The front grid of the cells, on the one hand, consists of the “fingers”, which is the grid of conductors that collect the current generated in the cell, on the other hand, of the “bus bars” which are the current collectors where all the fingers are connected and which carries the current to the outside.
The wrapping of the cells consists of soldering the tinned copper strips (busbar) on the fingers. In the current market the tendency is to use panels with 5 Bus Bars, that suppose improvements in the yield of the solar panels that incorporate it.
The busbar of the solar cells are made of copper, covered with silver. The silver coating is necessary to improve the conductivity of the current and reduce oxidation.

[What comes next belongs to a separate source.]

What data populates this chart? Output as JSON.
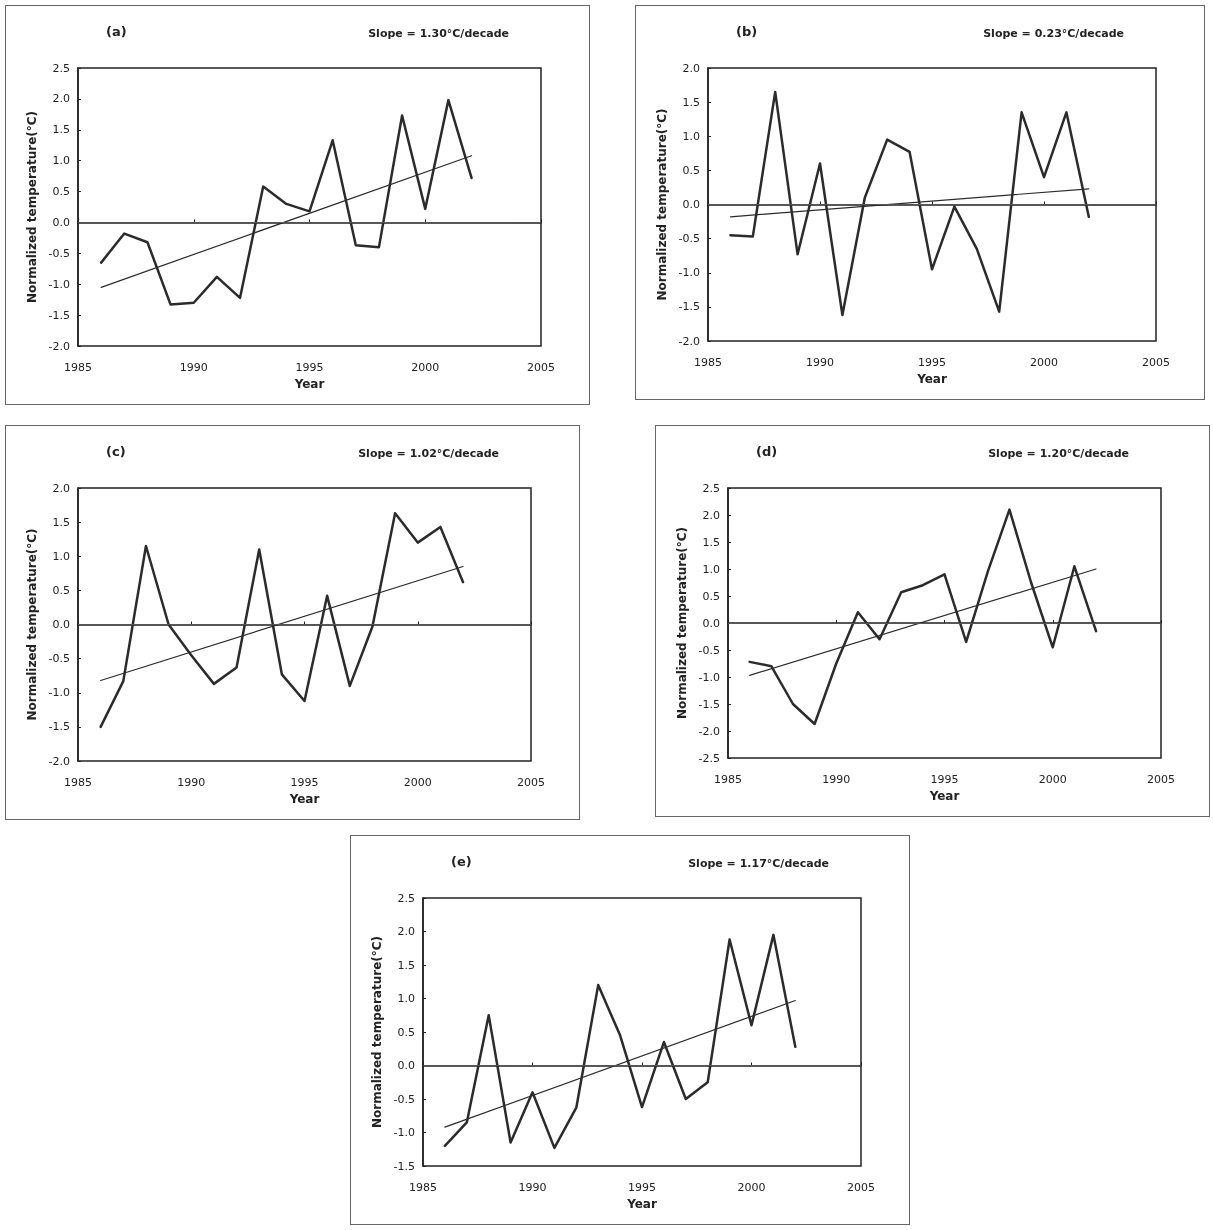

In order to find the optimum design for the busbar number, the losses due to the electrical resistance of the material and the surface they occupy inside the cell must be taken into account. As an optimization, round conductors can be designed which, compared to rectangular wires, guarantee less shading due to their reduced space.
For a smaller number of Busbar, the thickness of these must increase to withstand the current flowing through them. This leads to a greater heating of the cells due to the Joule effect.This higher number of busbars reduces the distance between the busbars, which decreases the internal resistance losses.
The greater number reduces the effective length of the fingers between the busbars, which decreases finger resistance losses as well as microcrack impacts.
In any case, the interconnection process is always the same, that is, the Bus Bars that are on the front face are soldered to the back face of the next cell and so on.